Interessant dabei ist auch, dass zum Beispiel der Innenpolitiker der FDP, Manuel Höferlin, für das Gesetz ist, er hat diesen Kompromiss mit ausgehandelt, aber auch viel Kritik aus den eigenen Reihen kommt. Und am Telefon ist jetzt Jimmy Schulz, FDP-Bundestagsabgeordneter, und er war Obmann seiner Partei in der Enquete-Kommission Internet und Digitale Gesellschaft. Dort werden Themen wie Urheberrecht und digitaler Wandel debattiert.
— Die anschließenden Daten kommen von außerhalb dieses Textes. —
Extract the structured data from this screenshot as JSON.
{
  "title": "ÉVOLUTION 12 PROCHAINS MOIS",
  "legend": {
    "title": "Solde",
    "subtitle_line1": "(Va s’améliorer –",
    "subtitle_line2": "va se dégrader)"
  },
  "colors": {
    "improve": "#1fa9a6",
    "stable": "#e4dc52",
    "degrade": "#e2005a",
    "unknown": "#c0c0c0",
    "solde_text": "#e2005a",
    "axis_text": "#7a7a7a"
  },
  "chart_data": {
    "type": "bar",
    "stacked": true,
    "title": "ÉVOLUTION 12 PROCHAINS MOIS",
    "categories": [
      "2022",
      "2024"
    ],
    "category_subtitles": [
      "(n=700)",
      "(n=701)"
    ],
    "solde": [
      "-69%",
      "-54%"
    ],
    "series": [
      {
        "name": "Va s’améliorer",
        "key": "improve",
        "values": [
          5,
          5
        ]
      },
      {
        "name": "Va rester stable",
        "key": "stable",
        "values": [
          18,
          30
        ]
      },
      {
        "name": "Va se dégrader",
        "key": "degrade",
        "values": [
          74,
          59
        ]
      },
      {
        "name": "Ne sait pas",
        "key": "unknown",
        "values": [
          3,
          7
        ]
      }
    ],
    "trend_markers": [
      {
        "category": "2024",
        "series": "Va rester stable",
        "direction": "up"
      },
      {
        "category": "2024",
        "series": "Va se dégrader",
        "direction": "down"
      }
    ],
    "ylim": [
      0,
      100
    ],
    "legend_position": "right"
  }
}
Schönen guten Morgen, Herr Schulz.

Jimmy Schulz: Guten Morgen.

Brink: Warum stellen Sie sich gegen den Entwurf ihrer eigenen Justizministerin?
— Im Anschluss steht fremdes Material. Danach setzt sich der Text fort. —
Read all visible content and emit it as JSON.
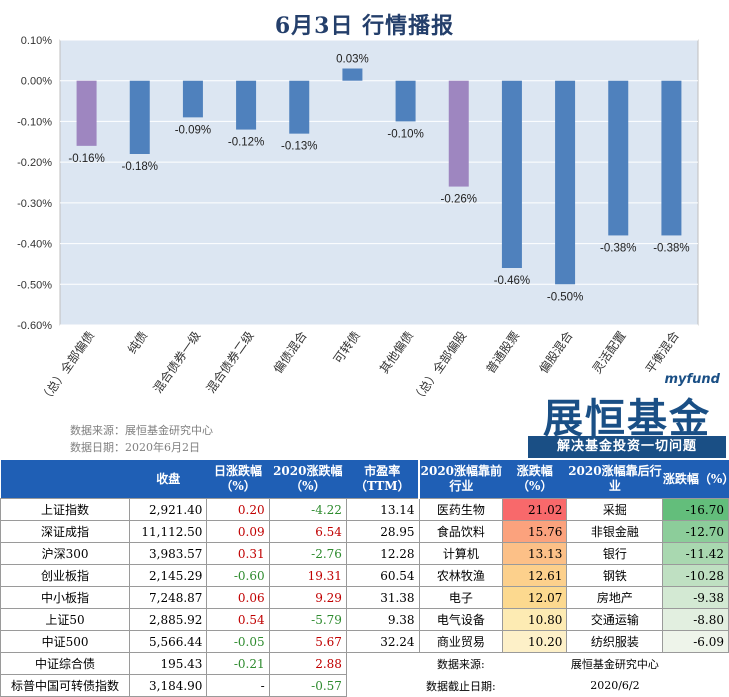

Schulz: Nun, wir haben diese Diskussion ja im Deutschen Bundestag und auch in der Fraktion schon jetzt fast drei Jahre geführt, und ich habe von Anfang an gesagt, dass ich die Idee eines Leistungsschutzrechts für Presseverlage nicht unterstützen werde.

Brink: Aber warum ist denn dieser Entwurf so schlecht, er ist doch entschärft worden, siehe zum Beispiel das Problem der sogenannten Snippets – das sind die Kleinüberschriften plus kurzem Text –, die wurden jetzt ausdrücklich ausgespart, so wie Sie es ja gefordert haben.
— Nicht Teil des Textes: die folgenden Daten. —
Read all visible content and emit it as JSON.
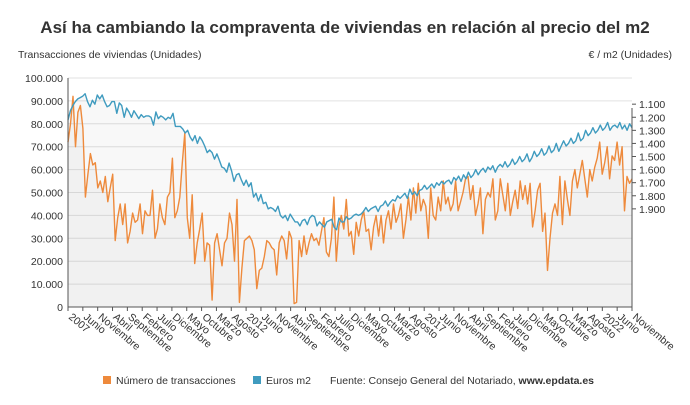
{
  "chart_data": {
    "type": "line",
    "title": "Así ha cambiando la compraventa de viviendas en relación al precio del m2",
    "ylabel_left": "Transacciones de viviendas (Unidades)",
    "ylabel_right": "€ / m2 (Unidades)",
    "ylim_left": [
      0,
      100000
    ],
    "left_ticks": [
      "0",
      "10.000",
      "20.000",
      "30.000",
      "40.000",
      "50.000",
      "60.000",
      "70.000",
      "80.000",
      "90.000",
      "100.000"
    ],
    "ylim_right_inverted": [
      2650,
      900
    ],
    "right_ticks": [
      "1.100",
      "1.200",
      "1.300",
      "1.400",
      "1.500",
      "1.600",
      "1.700",
      "1.800",
      "1.900"
    ],
    "x_tick_labels": [
      "2007",
      "Junio",
      "Noviembre",
      "Abril",
      "Septiembre",
      "Febrero",
      "Julio",
      "Diciembre",
      "Mayo",
      "Octubre",
      "Marzo",
      "Agosto",
      "2012",
      "Junio",
      "Noviembre",
      "Abril",
      "Septiembre",
      "Febrero",
      "Julio",
      "Diciembre",
      "Mayo",
      "Octubre",
      "Marzo",
      "Agosto",
      "2017",
      "Junio",
      "Noviembre",
      "Abril",
      "Septiembre",
      "Febrero",
      "Julio",
      "Diciembre",
      "Mayo",
      "Octubre",
      "Marzo",
      "Agosto",
      "2022",
      "Junio",
      "Noviembre"
    ],
    "series": [
      {
        "name": "Número de transacciones",
        "color": "#ee8a3c",
        "axis": "left",
        "values": [
          72000,
          80000,
          92000,
          70000,
          85000,
          88000,
          78000,
          48000,
          58000,
          67000,
          62000,
          63000,
          52000,
          55000,
          50000,
          57000,
          46000,
          52000,
          58000,
          29000,
          39000,
          45000,
          36000,
          45000,
          28000,
          33000,
          41000,
          37000,
          38000,
          45000,
          32000,
          42000,
          40000,
          40000,
          51000,
          30000,
          34000,
          45000,
          39000,
          36000,
          48000,
          50000,
          65000,
          39000,
          42000,
          48000,
          63000,
          76000,
          39000,
          30000,
          49000,
          19000,
          28000,
          34000,
          41000,
          20000,
          28000,
          27000,
          3000,
          28000,
          32000,
          25000,
          18000,
          28000,
          30000,
          41000,
          36000,
          20000,
          47000,
          2000,
          17000,
          29000,
          30000,
          31000,
          29000,
          25000,
          8000,
          16000,
          17000,
          22000,
          29000,
          28000,
          26000,
          25000,
          14000,
          28000,
          31000,
          29000,
          21000,
          33000,
          30000,
          1500,
          2000,
          29000,
          22000,
          31000,
          23000,
          28000,
          32000,
          29000,
          30000,
          27000,
          33000,
          39000,
          24000,
          22000,
          30000,
          48000,
          20000,
          35000,
          40000,
          34000,
          47000,
          31000,
          33000,
          23000,
          37000,
          31000,
          38000,
          42000,
          33000,
          34000,
          25000,
          35000,
          40000,
          31000,
          40000,
          28000,
          38000,
          42000,
          34000,
          45000,
          37000,
          40000,
          45000,
          30000,
          38000,
          48000,
          38000,
          52000,
          41000,
          54000,
          42000,
          47000,
          44000,
          30000,
          52000,
          40000,
          38000,
          48000,
          42000,
          55000,
          45000,
          48000,
          42000,
          45000,
          55000,
          42000,
          46000,
          50000,
          56000,
          57000,
          47000,
          53000,
          40000,
          45000,
          52000,
          32000,
          47000,
          50000,
          48000,
          56000,
          38000,
          42000,
          56000,
          49000,
          42000,
          54000,
          40000,
          46000,
          51000,
          43000,
          55000,
          47000,
          53000,
          45000,
          54000,
          35000,
          42000,
          51000,
          54000,
          33000,
          41000,
          16000,
          30000,
          41000,
          45000,
          40000,
          57000,
          36000,
          55000,
          47000,
          40000,
          55000,
          60000,
          52000,
          58000,
          64000,
          56000,
          48000,
          60000,
          55000,
          61000,
          65000,
          72000,
          58000,
          63000,
          70000,
          56000,
          66000,
          64000,
          72000,
          62000,
          70000,
          42000,
          57000,
          54000,
          56000
        ]
      },
      {
        "name": "Euros m2",
        "color": "#3f9bbf",
        "axis": "right",
        "values": [
          1220,
          1150,
          1110,
          1080,
          1060,
          1050,
          1040,
          1020,
          1080,
          1120,
          1070,
          1100,
          1030,
          1060,
          1030,
          1080,
          1120,
          1110,
          1080,
          1080,
          1170,
          1090,
          1110,
          1200,
          1130,
          1160,
          1200,
          1150,
          1180,
          1210,
          1180,
          1200,
          1190,
          1190,
          1200,
          1260,
          1160,
          1210,
          1190,
          1200,
          1220,
          1200,
          1210,
          1170,
          1270,
          1270,
          1270,
          1290,
          1320,
          1300,
          1350,
          1380,
          1340,
          1400,
          1350,
          1380,
          1420,
          1470,
          1450,
          1470,
          1520,
          1480,
          1530,
          1580,
          1590,
          1620,
          1550,
          1610,
          1690,
          1640,
          1630,
          1680,
          1720,
          1680,
          1730,
          1700,
          1810,
          1780,
          1840,
          1790,
          1860,
          1850,
          1900,
          1890,
          1900,
          1920,
          1880,
          1950,
          1970,
          1950,
          1990,
          1940,
          1970,
          2000,
          2000,
          2030,
          1990,
          1980,
          2020,
          1970,
          1950,
          1960,
          2030,
          2000,
          2020,
          2040,
          2000,
          1990,
          1980,
          2040,
          2060,
          1970,
          2000,
          2000,
          1960,
          1980,
          1970,
          1950,
          1940,
          1950,
          1940,
          1920,
          1890,
          1920,
          1900,
          1890,
          1880,
          1920,
          1880,
          1870,
          1840,
          1880,
          1850,
          1830,
          1840,
          1800,
          1820,
          1800,
          1780,
          1820,
          1750,
          1790,
          1770,
          1800,
          1760,
          1750,
          1720,
          1750,
          1730,
          1710,
          1740,
          1700,
          1720,
          1690,
          1710,
          1690,
          1680,
          1710,
          1660,
          1680,
          1650,
          1690,
          1640,
          1670,
          1620,
          1660,
          1640,
          1600,
          1640,
          1610,
          1590,
          1620,
          1580,
          1600,
          1570,
          1620,
          1580,
          1560,
          1580,
          1540,
          1580,
          1560,
          1520,
          1560,
          1540,
          1500,
          1540,
          1520,
          1480,
          1540,
          1510,
          1460,
          1500,
          1480,
          1440,
          1490,
          1470,
          1420,
          1470,
          1450,
          1400,
          1460,
          1420,
          1380,
          1420,
          1400,
          1360,
          1400,
          1380,
          1320,
          1380,
          1360,
          1300,
          1340,
          1320,
          1280,
          1320,
          1300,
          1260,
          1300,
          1280,
          1240,
          1300,
          1270,
          1260,
          1280,
          1240,
          1290,
          1260,
          1300,
          1250,
          1280
        ]
      }
    ],
    "legend": {
      "position": "bottom",
      "items": [
        "Número de transacciones",
        "Euros m2"
      ]
    },
    "source_label": "Fuente: Consejo General del Notariado, ",
    "source_site": "www.epdata.es",
    "grid": "horizontal"
  }
}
Schulz: Ja, das ist richtig, an dem Entwurf ist in den letzten drei Jahren unheimlich viel verbessert worden, wenn man das weiß, wo die Idee herkam, und welchen weiten Weg sie zurückgelegt hat, ist das natürlich ein großer Erfolg, und auch die letzten Verbesserungen gehen ja auf die FDP-Fraktion zurück und entsprechen vielen meiner Ideen. Ich bleibe jedoch dabei, dass es für ein solches Gesetz meiner Meinung nach überhaupt keine Rechtfertigung gibt, warum man ein solches Recht schaffen sollte. Und zweitens bleibe ich dabei, dass ich es für ein Sonderrecht halte. Wieso gerade Presseverlage? Was ist denn mit den Rundfunksendern, mit dem Hörfunk, mit dem Fernsehen? Diese haben ein solches Recht nicht. Was ist mit den Bloggern, was ist mit allen anderen, die Inhalte, die Content im Internet anbieten, die haben dieses Recht nicht. Ich bin der Meinung, wir sollten, wenn, dann schon ein Recht für alle gleichberechtigt schaffen oder es eben lieber bleiben lassen.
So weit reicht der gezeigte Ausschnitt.